The Nigerian entertainment scene is a battleground, and for a country that has talent in a limitless fold, the competition that breeds within the music sub-sector is more than enough motivation to catapult one to stardom.
To some extent, the survival of many artistes in the Nigerian music industry has been backed up by competition, which fuels re-invention and consistency.
The Nigerian music culture is fluid even to the extent that if one cannot hold his own, they get carried along with the tides of the endless cycle of struggles for relevance.
For the few who have been enshrined in the books of legends, they had the advantage of a less complex system and a special reception of their craft.
It has often been said that the lifespan of a Nigerian artiste is well within the range of 2-4 years, given the consistency and level of work they put into honing their talents and moving with the times.
For others, it can last as much as the quality of their music can carry them. The craft is the antidote to obscurity.
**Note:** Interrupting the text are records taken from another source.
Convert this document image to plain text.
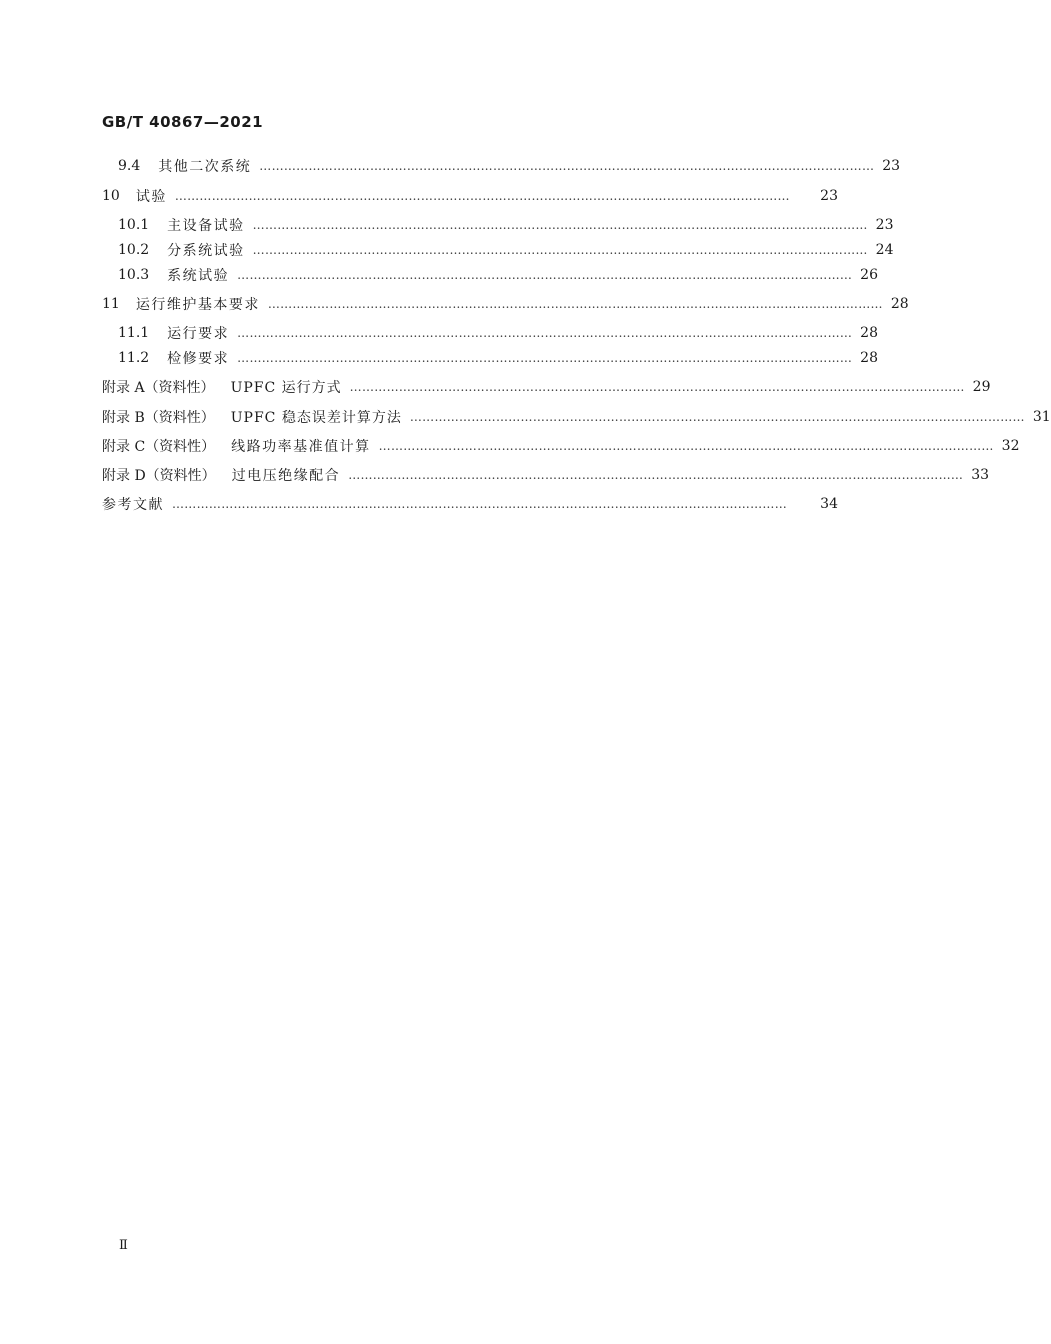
GB/T 40867—2021
9.4 其他二次系统 …………………………………………………………………………………………………………………………………… 23
10 试验 ……………………………………………………………………………………………………………………………………	23
10.1 主设备试验 …………………………………………………………………………………………………………………………………… 23
10.2 分系统试验 …………………………………………………………………………………………………………………………………… 24
10.3 系统试验 …………………………………………………………………………………………………………………………………… 26
11 运行维护基本要求 …………………………………………………………………………………………………………………………………… 28
11.1 运行要求 …………………………………………………………………………………………………………………………………… 28
11.2 检修要求 …………………………………………………………………………………………………………………………………… 28
附录 A（资料性） UPFC 运行方式 …………………………………………………………………………………………………………………………………… 29
附录 B（资料性） UPFC 稳态误差计算方法 …………………………………………………………………………………………………………………………………… 31
附录 C（资料性） 线路功率基准值计算 …………………………………………………………………………………………………………………………………… 32
附录 D（资料性） 过电压绝缘配合 …………………………………………………………………………………………………………………………………… 33
参考文献 ……………………………………………………………………………………………………………………………………	34
Ⅱ
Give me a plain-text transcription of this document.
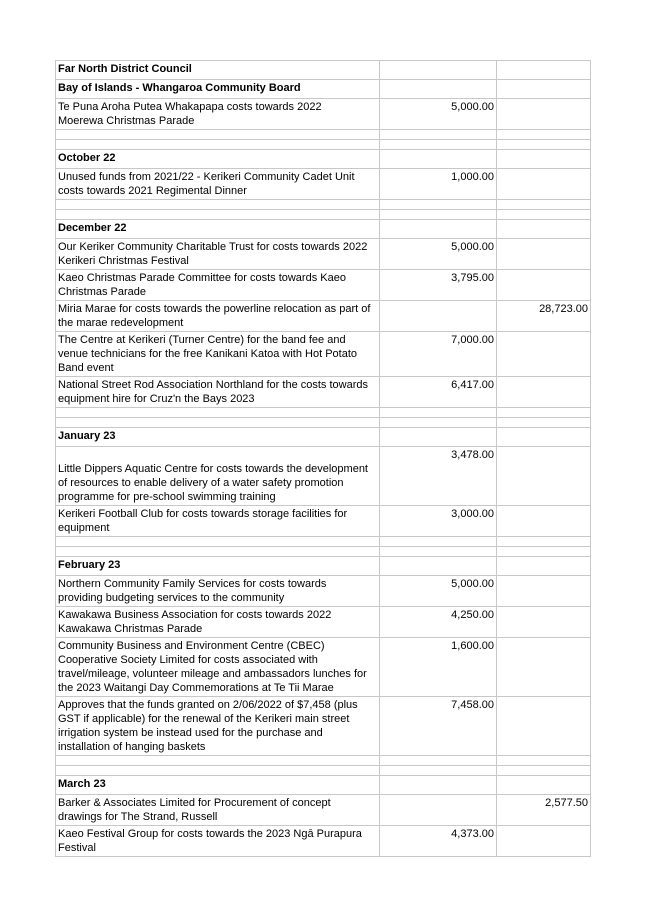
Far North District Council		
Bay of Islands - Whangaroa Community Board		
Te Puna Aroha Putea Whakapapa costs towards 2022
Moerewa Christmas Parade	5,000.00	

October 22		
Unused funds from 2021/22 - Kerikeri Community Cadet Unit
costs towards 2021 Regimental Dinner	1,000.00	

December 22		
Our Keriker Community Charitable Trust for costs towards 2022
Kerikeri Christmas Festival	5,000.00	
Kaeo Christmas Parade Committee for costs towards Kaeo
Christmas Parade	3,795.00	
Miria Marae for costs towards the powerline relocation as part of
the marae redevelopment		28,723.00
The Centre at Kerikeri (Turner Centre) for the band fee and
venue technicians for the free Kanikani Katoa with Hot Potato
Band event	7,000.00	
National Street Rod Association Northland for the costs towards
equipment hire for Cruz'n the Bays 2023	6,417.00	

January 23		

Little Dippers Aquatic Centre for costs towards the development
of resources to enable delivery of a water safety promotion
programme for pre-school swimming training	3,478.00	
Kerikeri Football Club for costs towards storage facilities for
equipment	3,000.00	

February 23		
Northern Community Family Services for costs towards
providing budgeting services to the community	5,000.00	
Kawakawa Business Association for costs towards 2022
Kawakawa Christmas Parade	4,250.00	
Community Business and Environment Centre (CBEC)
Cooperative Society Limited for costs associated with
travel/mileage, volunteer mileage and ambassadors lunches for
the 2023 Waitangi Day Commemorations at Te Tii Marae	1,600.00	
Approves that the funds granted on 2/06/2022 of $7,458 (plus
GST if applicable) for the renewal of the Kerikeri main street
irrigation system be instead used for the purchase and
installation of hanging baskets	7,458.00	

March 23		
Barker & Associates Limited for Procurement of concept
drawings for The Strand, Russell		2,577.50
Kaeo Festival Group for costs towards the 2023 Ngā Purapura
Festival	4,373.00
Now, time and time again, music analysts, enthusiasts and the general audience both online and offline, at some point have had to argue their way through conversations like who is the most talented or most successful artiste/talent in the industry.
From artistic comparisons to material and financial net worth, the validation for who reigns supreme blooms large.
Depending on what day it is and the agenda being driven, the crowd is influenced by different sentimental values while the artistes, on the other hand, secretly sniff for importance and position.
A few days ago, Davido set himself up for a social media whirlwind when he named himself and Wizkid “the two greatest of all time” causing major havoc on Twitter and Instagram.
While it brought smiles and a series of embracing from Davido and Wizkid’s camps and fanbase, some others felt displeased about the public revelation.
Apparently Burna Boy who paraded himself for the better part of last year as the ‘African Giant’ took a fatal hit and went on a defense spree.
His subliminal response to Davido reads in part:
“everybody knows you cannot play football, but your daddy bought the football team”.
Unarguably both Burna Boy and Davido have done incredibly well for themselves, rendering hit after hit, year after year, and the currency/relevance of the music has earned them awards, endorsements and a discography that speaks volumes artistically.
The question now is who deserves to be called Odogwu?
For more context, Odogwu is an Igbo word that describes a champion and conqueror.
Burna Boy recently released a track titled “Odogwu” which also points back to his African Giant claim.
Davido, on his part, has also earned his success and name by dint of hard work just like Burna Boy.
In terms of the music craft, global reach, market penetration, awards, and endorsement, both artistes have grounds for a spin-off.
This is not another article that has its focus on comparing and contrasting, No. Art should be appreciated in all the forms that it is presented, the same goes to the creator.
Whether we like to admit it or not, our reality is that the conversations that seek to drive friction between artistes will occur, but it is up to the parties involved to rise above the antics and move on to partnerships and collaborations. Call it a neutral stand, but it is what it is.
Who deserves to be called Odogwu?
For this writer, it would amount to being objective. We didn’t just get here, Davido and Burnaboy did not make it this far just by their doing.
So the answer suffices that every artiste/talent that has contributed and is actively contributing to the Afrobeats scene is an ‘Odogwu’
The vanguards, the torchbearers, the producers, the songwriters, the sound engineers, the mixers, and all the others championing the course of our music and sounds so that they can travel here and beyond are Odogwus in their own rights.